そこには、戻っているようにと指示を出していた筈のレオが立っていた。
「なんだ、付いてきていたのか」
「あの怪物はどうしたんだ?」
「さあな、消えてしまったよ」
レオの目線は地面に倒れている女に移った。
「なぁ、……なんで、その人は倒れてるんだ?」
レオは意外な強い口調で、ルドに言った。
「なんでだって?そりゃあ、死んでるからだが」
何でそんな当然の事を訊くのかと疑問に思うも、ルドは簡潔に答える。
怒っているのか?
「……っ!?」
レオの目線はルドの持つ剣、女の傷口、そしてルドの顔へと移った。
「殺したのか?あんたが?」
レオのそれは既に問いかけでは無かった。どうやら相当に反感を買ってしまったようだ。だからと言って、取り繕ったりはしない。
「そうだな」
排除命令が出ていたのだから、当然そうする。
「殺したよ」
「何の為に?」
「あれを止めるため、延いてはこの女自体が排除の対象だ」
ルドは誤魔化しもせずに、レオに答えた。
「……分かった。最後に聞かせてくれ」
納得した様ではないが、レオは肩の力を抜いたように見える。
「なんだ?」
「良心は、痛まないのか……?抵抗感とかは、ないのか?」
レオはルドの目をしっかりと見据えて言った。まるで、何かを見極めようとしているかのようだ。

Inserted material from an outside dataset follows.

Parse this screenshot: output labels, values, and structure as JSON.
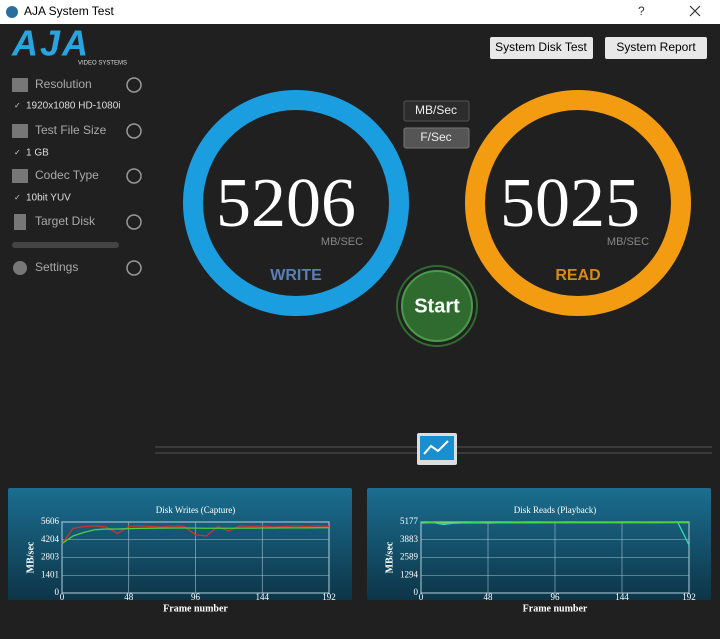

「良心……ね、忘れてしまったよ。長く生きてると、どうしても……ね」
ルドはレオが何に対して怒っているのかは、判っている。それが人として当然の事であるとも知っている。
ただ、それがただの道徳であることも、解っていた。
笑ってしまう。それはそこまで大事なものかと。
「取り敢えず、学校に戻ろう。まだ、あの怪物は出てくるかもしれない」
それはお首にも出さず、ルドはレオを学校へ行くように促した。自分も歩き出し、その道中にマフニに連絡して、女の回収を頼んだ。マフニはそれを聞いてことの他満足しているようだった。